The dataset represents **17 marketing campaigns** conducted between **May 2008 and November 2010** by a Portuguese banking institution. The campaigns involved phone calls to clients to promote term deposit subscriptions.

This analysis follows the **CRISP-DM (Cross-Industry Standard Process for Data Mining)** methodology, which provides a structured approach to planning and executing data mining projects. The CRISP-DM framework includes six phases:
1. Business Understanding
2. Data Understanding
3. Data Preparation
4. Modeling
5. Evaluation
6. Deployment

**Reference:** Shearer, C. (2000). The CRISP-DM model: the new blueprint for data mining. *Journal of Data Warehousing*, 5(4), 13-22.

## Problem 2: Read in the Data

In [None]:
# Read the dataset
df = pd.read_csv('data/bank-additional/bank-additional-full.csv', sep=';')

# Display the shape of the dataset
print(f"Dataset shape: {df.shape}")
print(f"Number of samples: {df.shape[0]}")
print(f"Number of features: {df.shape[1]}")
print()

# Display the first few rows
df.head()

## Problem 3: Understanding the Features

In [None]:
# Check for missing values
print("Missing values per column:")
print(df.isnull().sum())
print()

In [None]:
# Check data types
print("Data types:")
print(df.dtypes)
print()

In [None]:
# Check for 'unknown' values in categorical columns
print("Count of 'unknown' values in categorical columns:")
categorical_cols = df.select_dtypes(include=['object']).columns
for col in categorical_cols:
    unknown_count = (df[col] == 'unknown').sum()
    if unknown_count > 0:
        print(f"{col}: {unknown_count} ({unknown_count/len(df)*100:.2f}%)")

In [None]:
# Get basic statistics
print("Descriptive statistics for numerical features:")
df.describe()

In [None]:
# Display information about the dataset
df.info()

### Notes on Data Quality

**Handling 'unknown' values:** The dataset contains 'unknown' values in several categorical columns (job, marital, education, default, housing, loan). These represent missing or unavailable information. For this analysis, we will treat 'unknown' as a separate category rather than imputing or removing these records, as they may carry meaningful information about data collection patterns.

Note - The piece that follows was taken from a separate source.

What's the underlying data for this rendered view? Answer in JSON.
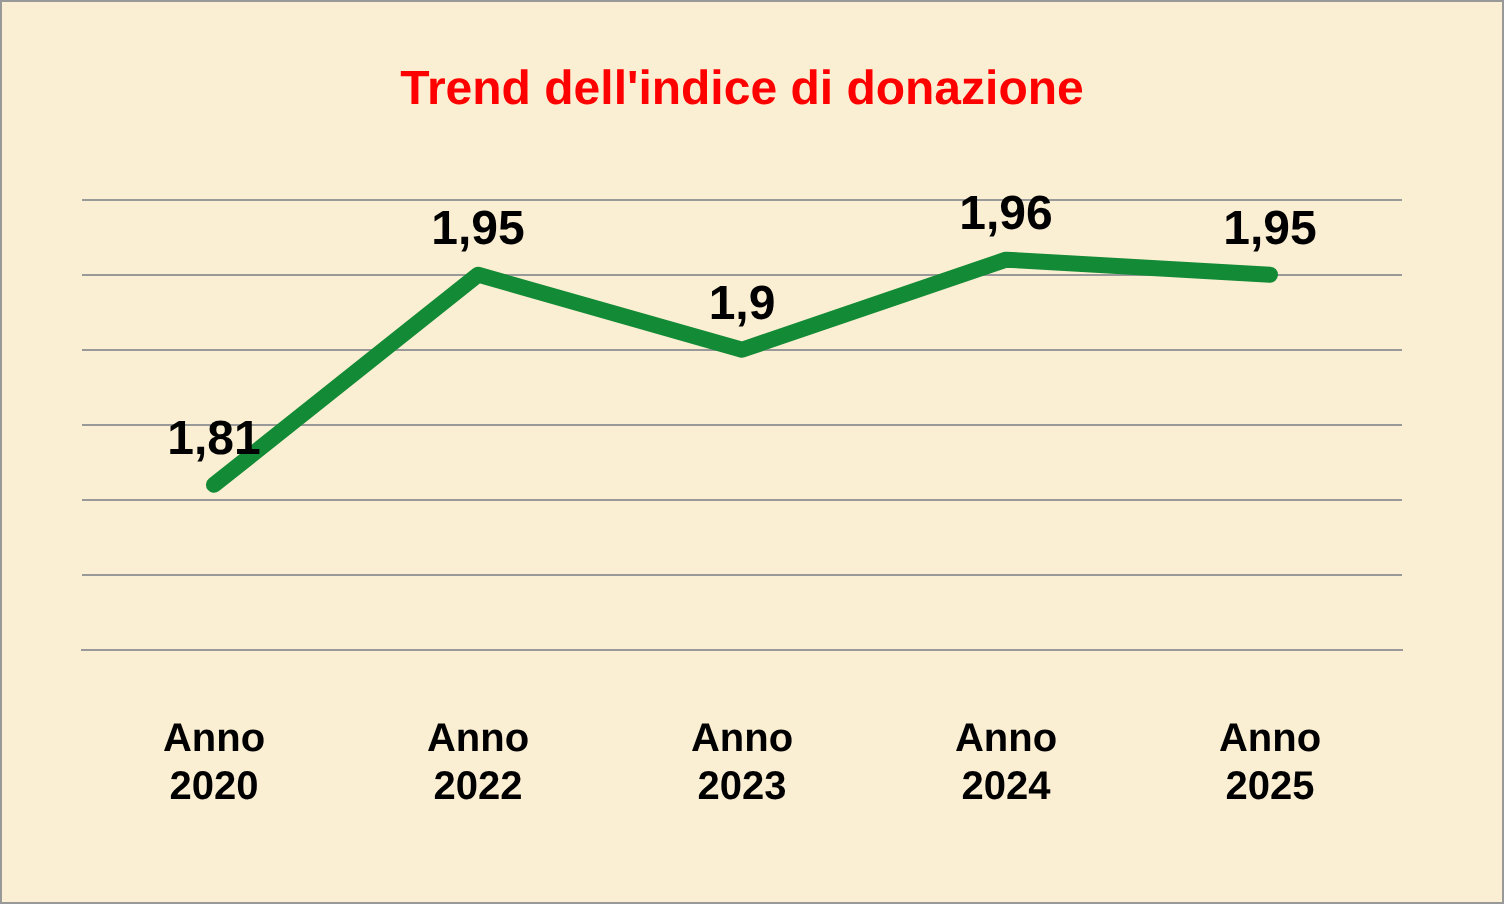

**Excluding 'duration' feature:** The 'duration' attribute (last contact duration in seconds) is highly correlated with the target variable and is only available after a call is performed. This creates **data leakage** because:
- Duration is not known before the call is made
- It cannot be used for prediction in a real-world scenario
- Including it would artificially inflate model performance

Therefore, the 'duration' feature will be excluded from our predictive models to ensure realistic and deployable results.

## Problem 4: Understanding the Task

### Business Objective

The primary business objective is to **predict whether a client will subscribe to a term deposit** (the target variable 'y') based on various demographic, social, economic, and campaign-related features.

### Why This Matters

By accurately predicting which clients are most likely to subscribe, the bank can:

1. **Optimize Marketing Campaigns:** Focus resources on high-probability prospects, reducing wasted effort and costs
2. **Improve Conversion Rates:** Increase the percentage of successful subscriptions per contact
3. **Enhance Customer Experience:** Reduce unnecessary calls to clients unlikely to subscribe
4. **Increase ROI:** Maximize return on investment for marketing campaigns
5. **Strategic Planning:** Better understand which factors drive term deposit subscriptions

### Success Criteria

Given that this is an imbalanced classification problem (fewer 'yes' than 'no' responses), we will evaluate models not just on accuracy but also on:
- **Precision:** Of those predicted to subscribe, how many actually do?
- **Recall:** Of those who actually subscribe, how many do we identify?
- **F1-Score:** Harmonic mean of precision and recall
- **ROC-AUC:** Overall discriminative ability of the model

## Problem 5: Engineering Features

In [None]:
# Create a copy of the dataframe
df_model = df.copy()

# Exclude the 'duration' feature to avoid data leakage
print("Excluding 'duration' feature to prevent data leakage")
df_model = df_model.drop('duration', axis=1)
print(f"Shape after removing duration: {df_model.shape}")
print()

In [None]:
# Separate features and target
X = df_model.drop('y', axis=1)
y = df_model['y']

# Encode target variable as binary (yes=1, no=0)
y = y.map({'yes': 1, 'no': 0})

print("Target variable distribution:")
print(y.value_counts())
print()
print(f"Class balance: {y.value_counts(normalize=True)}")
print()

In [None]:
# One-hot encode categorical variables
print("Categorical columns to encode:")
categorical_cols = X.select_dtypes(include=['object']).columns.tolist()
print(categorical_cols)
print()

# Perform one-hot encoding
X_encoded = pd.get_dummies(X, drop_first=True)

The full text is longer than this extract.